Without an internal combustion engine, without a transmission, without a radiator, tomorrow’s cars won’t need to look like the cars we know today.
What will they look like? Volkswagen says the self-driving cars of tomorrow won’t have angry, man-eating faces, for one.
At the 2017 Geneva motor show, Volkswagen rolled out its Sedric, its first fully electric, self-driving car concept. Capable of Level 5 autonomous driving, the Sedric maps out how Volkswagen will develop cars that can accelerate, brake, and steer themselves.
Sedric has no pedals or steering wheel. Driving commands can be spoken, and passengers can sleep or eat or read or watch movies on the LED-screen windshield, while Sedric handles the transportation.
Sedric’s look, says VW brand chief designer Klaus Bischoff, will kick off a new design language for the company—to make the best of its first shot at a new era of automobiles.
Bischoff’s goal is to give self-driving cars a more friendly, sympathetic appearance.
“They shouldn’t be aggressive,” he says. “We don’t want to come up with grilles that appear [to] eat you up.”
He’s referring, of course, to the massive grilles that have been a visual greeting from cars since the first ones moved under their own power, in the 19th century. In the intervening hundred-plus years, the cooling needs of cars have grown exponentially; so have grilles, especially on SUVs that use them as a signature symbol of strength.
Chucking the grille isn’t the only step, of course. Self-driving cars will be electric cars, which means thin battery packs under the vehicle will take the place of complex systems that dominate the shape and form of today’s cars, everything from the long front ends that house powerful V-8 engines, to the transmission tunnels that divide cockpits.

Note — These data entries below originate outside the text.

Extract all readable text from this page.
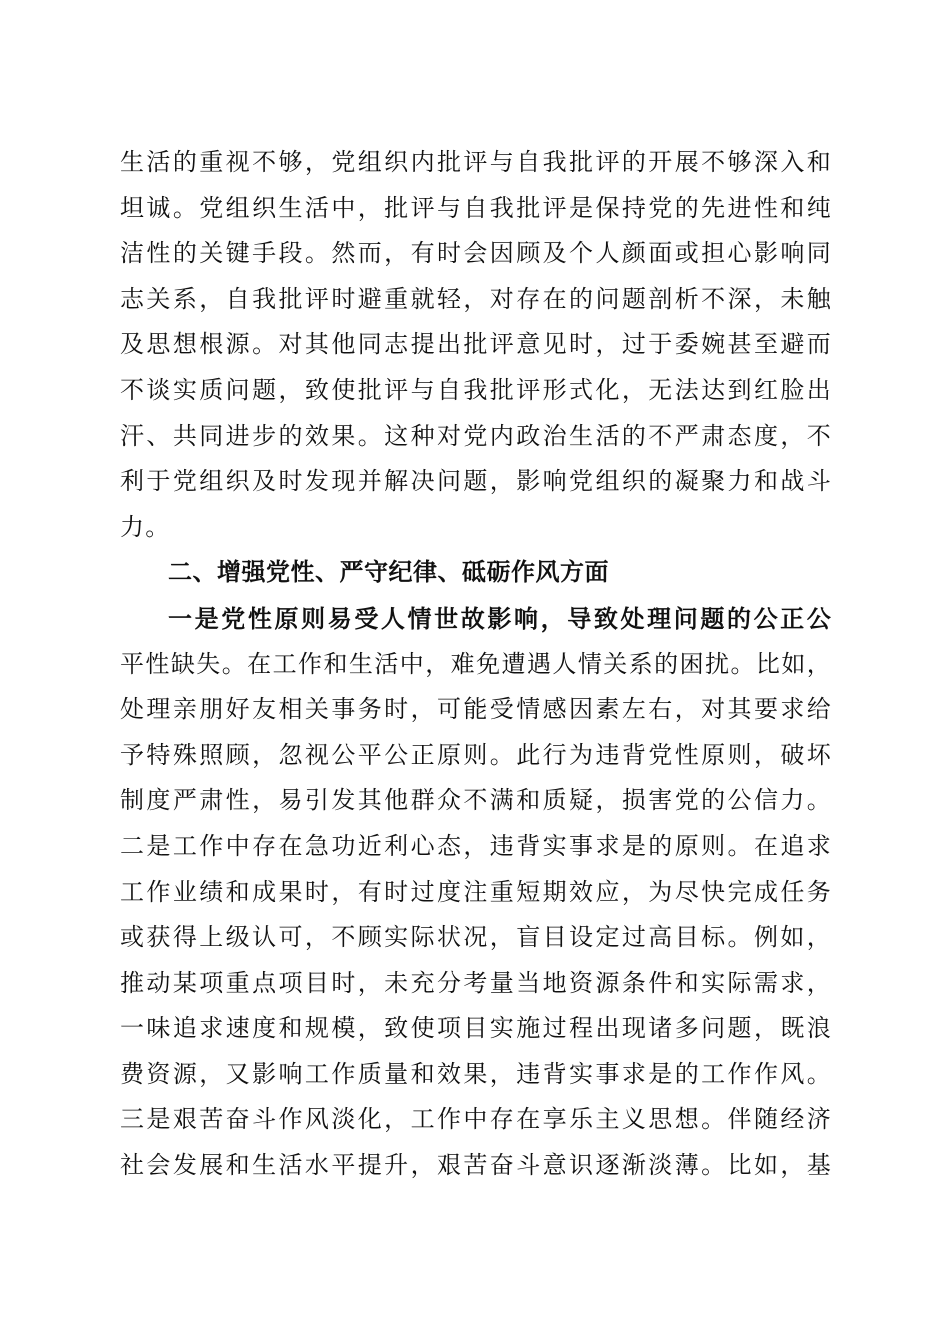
生活的重视不够，党组织内批评与自我批评的开展不够深入和
坦诚。党组织生活中，批评与自我批评是保持党的先进性和纯
洁性的关键手段。然而，有时会因顾及个人颜面或担心影响同
志关系，自我批评时避重就轻，对存在的问题剖析不深，未触
及思想根源。对其他同志提出批评意见时，过于委婉甚至避而
不谈实质问题，致使批评与自我批评形式化，无法达到红脸出
汗、共同进步的效果。这种对党内政治生活的不严肃态度，不
利于党组织及时发现并解决问题，影响党组织的凝聚力和战斗
力。
二、增强党性、严守纪律、砥砺作风方面
一是党性原则易受人情世故影响，导致处理问题的公正公
平性缺失。在工作和生活中，难免遭遇人情关系的困扰。比如，
处理亲朋好友相关事务时，可能受情感因素左右，对其要求给
予特殊照顾，忽视公平公正原则。此行为违背党性原则，破坏
制度严肃性，易引发其他群众不满和质疑，损害党的公信力。
二是工作中存在急功近利心态，违背实事求是的原则。在追求
工作业绩和成果时，有时过度注重短期效应，为尽快完成任务
或获得上级认可，不顾实际状况，盲目设定过高目标。例如，
推动某项重点项目时，未充分考量当地资源条件和实际需求，
一味追求速度和规模，致使项目实施过程出现诸多问题，既浪
费资源，又影响工作质量和效果，违背实事求是的工作作风。
三是艰苦奋斗作风淡化，工作中存在享乐主义思想。伴随经济
社会发展和生活水平提升，艰苦奋斗意识逐渐淡薄。比如，基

“Interior design today [has] a working area for the driver, like a plane cockpit, full of switches,” he says. “You’re riding along and you’re working.”
This new era of cars gives designers like Bischoff the liberty to toss out all sorts of design relics that have lingered in cars long past their need.
It gives them license to make a complete break with the past, especially inside the car.
It gives them license to make a complete break with the past, especially inside the car.
Volkswagen’s cockpits in future self-driving cars will concentrate on reducing the confusing array of controls presented to today’s drivers.
We will reduce to a max,” he says. “Everything that is not needed, out.”
Bischoff describes car interiors of the future—vehicles coming as soon as the start of the next decade—that will eschew control levers and wheels for exotic features such as a new generation of head-up technology fused with augmented reality.
The new cockpits will be anything but cockpits. They will be more like lounges, where the driver sits inside, flicks a start button, and goes, with the car taking over most of the task of driving.
“Not meaning it is not fun,” he says.